One of the dumb things Cruz did was to compare John F. Kennedy and Ronald Reagan to each other, and then to himself, as fellow “outsiders.” The idea of JFK as an “outsider” is pretty laughable; he was from one of the country’s most prominent political families and had 14 years in Congress when he ran for president. But Reagan wasn’t exactly a populist insurgent, either. At the beginning of his third, successful presidential campaign in 1980 (which he undertook after a long career in acting and as a corporate TV flack, followed by two terms as governor of California), recordings of “Hail to the Chief” were played at his Iowa campaign appearances. They cut that out when he was upset in Iowa by Poppy Bush, but still: Reagan represented the domestication of the conservative movement as much as that movement’s conquest of the GOP.
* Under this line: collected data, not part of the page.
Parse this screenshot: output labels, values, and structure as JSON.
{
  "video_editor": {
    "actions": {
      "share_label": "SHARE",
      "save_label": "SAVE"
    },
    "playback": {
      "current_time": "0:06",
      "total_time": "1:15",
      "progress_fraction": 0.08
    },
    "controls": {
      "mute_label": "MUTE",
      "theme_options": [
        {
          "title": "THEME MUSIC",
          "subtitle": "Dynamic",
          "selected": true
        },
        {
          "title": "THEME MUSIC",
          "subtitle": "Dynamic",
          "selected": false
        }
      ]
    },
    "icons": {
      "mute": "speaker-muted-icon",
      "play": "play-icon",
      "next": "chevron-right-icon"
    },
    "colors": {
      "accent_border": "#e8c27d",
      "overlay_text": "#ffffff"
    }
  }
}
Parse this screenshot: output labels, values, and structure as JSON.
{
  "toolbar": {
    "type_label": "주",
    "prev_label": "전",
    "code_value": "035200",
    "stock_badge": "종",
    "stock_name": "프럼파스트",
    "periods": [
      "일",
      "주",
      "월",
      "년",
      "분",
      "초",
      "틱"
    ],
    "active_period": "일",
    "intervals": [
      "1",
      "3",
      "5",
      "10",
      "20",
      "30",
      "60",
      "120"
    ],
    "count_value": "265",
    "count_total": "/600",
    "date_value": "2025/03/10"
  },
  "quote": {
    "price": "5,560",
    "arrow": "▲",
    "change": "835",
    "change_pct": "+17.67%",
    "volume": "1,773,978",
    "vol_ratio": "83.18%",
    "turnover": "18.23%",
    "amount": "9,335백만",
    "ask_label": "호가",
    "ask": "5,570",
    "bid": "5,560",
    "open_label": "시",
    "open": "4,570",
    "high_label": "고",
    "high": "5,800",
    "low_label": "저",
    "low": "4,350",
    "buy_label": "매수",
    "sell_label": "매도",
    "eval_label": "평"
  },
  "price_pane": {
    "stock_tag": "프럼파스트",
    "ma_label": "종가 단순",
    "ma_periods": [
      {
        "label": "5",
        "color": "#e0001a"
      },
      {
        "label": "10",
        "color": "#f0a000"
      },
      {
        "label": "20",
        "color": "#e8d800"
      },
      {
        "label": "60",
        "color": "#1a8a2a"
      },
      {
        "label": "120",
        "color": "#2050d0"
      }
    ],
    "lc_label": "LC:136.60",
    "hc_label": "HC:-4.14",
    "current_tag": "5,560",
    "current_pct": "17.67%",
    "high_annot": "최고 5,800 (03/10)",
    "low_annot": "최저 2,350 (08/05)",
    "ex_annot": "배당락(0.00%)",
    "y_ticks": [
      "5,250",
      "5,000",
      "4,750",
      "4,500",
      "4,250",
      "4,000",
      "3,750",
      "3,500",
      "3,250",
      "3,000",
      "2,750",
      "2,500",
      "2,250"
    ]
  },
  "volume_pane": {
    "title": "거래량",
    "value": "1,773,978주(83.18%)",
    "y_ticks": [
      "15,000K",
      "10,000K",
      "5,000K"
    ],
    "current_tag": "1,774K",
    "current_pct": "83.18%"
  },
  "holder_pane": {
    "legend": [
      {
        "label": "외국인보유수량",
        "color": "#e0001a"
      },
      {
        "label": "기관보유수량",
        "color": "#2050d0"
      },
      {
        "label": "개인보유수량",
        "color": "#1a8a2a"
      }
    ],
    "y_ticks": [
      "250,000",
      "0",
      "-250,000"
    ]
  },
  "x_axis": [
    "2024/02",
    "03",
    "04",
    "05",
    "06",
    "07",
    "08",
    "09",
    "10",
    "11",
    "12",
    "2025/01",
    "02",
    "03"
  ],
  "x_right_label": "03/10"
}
The irony of this particular rap, of course, is that Cruz was treating two insiders as outsiders in order to reposition himself as an insider working with other insiders to stop the outsider Donald Trump. As Beinart puts it:
Cruz is declaring himself an outsider at the very moment he has stopped being one. In state after state, the Republican establishment is rallying around him in an effort to stop Trump. That’s why Cruz is destroying Trump in the insider’s game of selecting delegates.
But I’d go further than that. Cruz’s calling card with the conservative “base” has always been that he’s the smart dude who went to Washington and figured out how to play the Establishment’s game against the Establishment itself. He’s a self-styled parliamentary wizard who exposed the hypocrisy of the GOP congressional leadership and showed what a True Conservative could accomplish with his hands grasping the tiller of the Ship of State. And for that matter, like JFK’s, Cruz’s career has been carefully shaped by a father fanatically convinced that total power was his son’s destiny.
Ronald Reagan was very good at weaving together movement-conservative and Main Street themes into a discourse that satisfied ideologues without threatening regular Republicans and swing voters. Cruz has a ways to go in acquiring that knack. Until he does, Beinart’s right: He should stick to grinding the old ideological axes, and let the panicked GOP come to him.